Il faut également tenir compte de certains faits.  D’abord, ce n’est pas la loi ayant accordé le droit de vote aux femmes qui a affranchi celles-ci de la domination, par la religion catholique romaine, dans les années 1960 et 1970, mais bien un ensemble de prises de conscience qui a mis des décennies à se mettre en place, famille par famille.  Ainsi, le parallèle que tente de faire Janette Bertrand, dans sa lettre, ne tient pas la route.  Ce n’est pas une loi qui a permis l’émancipation des femmes face à l’église (et accessoirement face aux hommes), et encore une fois, ce n’est pas avec une loi que l’on finira par réconforter les Janettes.  Ensuite, comme Janette Bertrand ose le prétendre, si une femme voilée pourrait risquer de moins soigner les femmes, ou les vieux, ce n’est pas le port, ou non, du voile qui va y changer quoi que ce soit.  Un homme médecin musulman pourrait avoir les mêmes objectifs, et les mettrait à exécution à visage découvert.  Comprenez-moi bien, toutefois; mon but n’est pas de soupçonner les médecins musulmans de ne pas soigner tous les patients, loin s’en faut, mais bien de dire que, de deux choses l’une; soit que Janette Bertrand se fait des peurs pour rien, ou encore qu’elle se sert du côté émotif des québécois de souche pour leur mettre des idées préconçues dans la tête.  Et si c’est la seconde option qui prime, Janette Bertrand fait alors dans le racisme le plus primaire!

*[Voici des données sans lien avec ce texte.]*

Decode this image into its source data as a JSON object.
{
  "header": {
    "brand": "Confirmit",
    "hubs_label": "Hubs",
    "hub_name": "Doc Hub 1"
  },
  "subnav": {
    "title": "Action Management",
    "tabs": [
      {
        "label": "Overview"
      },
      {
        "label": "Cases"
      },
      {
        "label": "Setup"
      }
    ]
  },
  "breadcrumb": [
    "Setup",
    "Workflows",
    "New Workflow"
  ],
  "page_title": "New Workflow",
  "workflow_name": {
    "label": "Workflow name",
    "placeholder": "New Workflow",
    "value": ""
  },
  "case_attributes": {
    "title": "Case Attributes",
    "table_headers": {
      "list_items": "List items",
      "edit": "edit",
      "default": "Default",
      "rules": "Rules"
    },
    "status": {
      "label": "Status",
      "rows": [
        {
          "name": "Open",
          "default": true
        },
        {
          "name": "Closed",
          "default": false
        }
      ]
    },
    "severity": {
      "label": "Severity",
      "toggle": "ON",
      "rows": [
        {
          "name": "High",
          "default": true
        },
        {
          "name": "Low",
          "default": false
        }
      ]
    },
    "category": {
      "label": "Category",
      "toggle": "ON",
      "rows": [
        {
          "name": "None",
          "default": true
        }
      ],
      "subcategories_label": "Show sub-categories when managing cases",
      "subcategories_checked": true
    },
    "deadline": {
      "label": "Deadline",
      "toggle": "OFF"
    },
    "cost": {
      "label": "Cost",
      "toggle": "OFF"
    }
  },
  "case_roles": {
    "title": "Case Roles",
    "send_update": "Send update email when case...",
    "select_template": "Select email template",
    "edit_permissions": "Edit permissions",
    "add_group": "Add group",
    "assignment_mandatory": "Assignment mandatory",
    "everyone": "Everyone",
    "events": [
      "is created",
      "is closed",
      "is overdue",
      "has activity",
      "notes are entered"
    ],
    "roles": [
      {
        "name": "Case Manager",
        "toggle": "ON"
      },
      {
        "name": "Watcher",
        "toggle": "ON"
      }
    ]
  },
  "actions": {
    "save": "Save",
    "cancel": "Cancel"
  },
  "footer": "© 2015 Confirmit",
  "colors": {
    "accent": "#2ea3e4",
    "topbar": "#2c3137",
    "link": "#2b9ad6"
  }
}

À l’image de la religion catholique romaine, la religion musulmane finira par se “décloîtrer”, et c’est déjà commencé; de plus en plus de gens vont et viennent librement, sans se soucier de l’heure de la prière, ou dans quelle direction se trouve La Mecque.  Mais comme pour les cathos, il faudra lui laisser le temps.  Il a fallu des décennies pour retirer l’influence catholique de la politique, et cela n’empêche pas des milliers de femmes de porter le crucifix!  Ce n’est pas en obligeant les musulmanes à se dévoiler complètement, serait-ce par une loi, que l’on fera avancer les choses plus rapidement. Tout ce que l’on risque de faire, c’est de braquer les gens les uns contre les autres, et Janette Bertrand, de par sa lettre, y a mis du sien.

MISE À JOUR (18 octobre 2013, 10h42)

Sur le site web de La Presse, ce matin, voici que Denise Filiatrault s’excuse, pour certains propos exprimés lors de l’entrevue avec Paul Arcand.  Trop peu, trop tard, madame!  Souvenez-vous de l’histoire du gamin et de la clôture!